Questa mattina, nel giorno del ricordo dei defunti, il capo di stato maggiore, generale di corpo d’armata Pietro Serino, ha commemorato, a nome di tutto l’Esercito Italiano, i caduti di ogni epoca e guerra, deponendo una corona d’alloro al Sacrario di Palazzo Esercito, per rendere omaggio a chi ha sacrificato la vita nell’adempimento del proprio dovere e mantenere così sempre viva, nelle nuove generazioni, una coscienza collettiva sulle radici e sull’identità nazionale.

Alla cerimonia hanno preso parte, oltre al comandante del comando delle forze operative terrestri e comando operativo Esercito (COMFOTER COE), generale di corpo d’armata Giovanni Fungo e al sottocapo di stato maggiore dell’Esercito, generale di corpo d’armata Gaetano Zauner, i capi reparto e le figure chiave dello stato maggiore dell’Esercito, per sottolineare la solennità di questa ricorrenza, particolarmente sentita dagli uomini e dalle donne dell’Esercito.

Le commemorazioni sono proseguite al Cimitero Monumentale del Verano dove, alla presenza del capo di stato maggiore della Difesa, ammiraglio Giuseppe Cavo Dragone, del capo di stato maggiore dell’Esercito, generale di corpo d’armata Pietro Serino e degli altri vertici delle Forze Armate, è stata deposta una corona d’alloro presso l'emiciclo del Sacrario Militare. Al termine della cerimonia, l'ordinario militare per l'Italia, monsignor Santo Marcianò ha officiato la Santa Messa.

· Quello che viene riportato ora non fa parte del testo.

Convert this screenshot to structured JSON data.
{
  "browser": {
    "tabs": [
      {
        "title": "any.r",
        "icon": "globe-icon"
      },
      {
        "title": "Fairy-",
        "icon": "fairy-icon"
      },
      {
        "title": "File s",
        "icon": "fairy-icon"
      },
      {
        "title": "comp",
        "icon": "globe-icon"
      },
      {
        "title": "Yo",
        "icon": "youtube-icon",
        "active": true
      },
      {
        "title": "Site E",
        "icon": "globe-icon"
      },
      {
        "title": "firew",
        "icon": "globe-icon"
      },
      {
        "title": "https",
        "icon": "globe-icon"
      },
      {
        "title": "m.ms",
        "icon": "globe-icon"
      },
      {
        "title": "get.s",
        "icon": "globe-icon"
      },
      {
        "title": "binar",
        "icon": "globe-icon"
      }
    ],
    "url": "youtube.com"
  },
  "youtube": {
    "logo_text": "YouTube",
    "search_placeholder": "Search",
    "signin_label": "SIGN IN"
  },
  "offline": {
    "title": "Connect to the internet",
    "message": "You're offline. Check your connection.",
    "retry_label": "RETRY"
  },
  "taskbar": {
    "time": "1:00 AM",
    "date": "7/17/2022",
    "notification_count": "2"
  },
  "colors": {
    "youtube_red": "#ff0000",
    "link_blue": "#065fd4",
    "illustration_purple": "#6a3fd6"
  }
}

Contestualmente, il sottocapo di stato maggiore dell’Esercito, generale di corpo d’armata Gaetano Zauner, ha reso omaggio alla tomba del generale Enrico Cosenz, ex allievo del Real Collegio Militare della Nunziatella e primo capo di stato maggiore dell’Esercito, alla presenza di una rappresentanza dei capi reparto dello stato maggiore dell’Esercito, dei familiari del generale Cosenz e di alcuni allievi della Scuola Militare.

La commemorazione dei militari caduti rappresenta una guida fondamentale per le nuove generazioni di soldati, ai quali spetta l’onere di conservare i valori ereditati e mantenere vivi gli insegnamenti di chi li ha preceduti.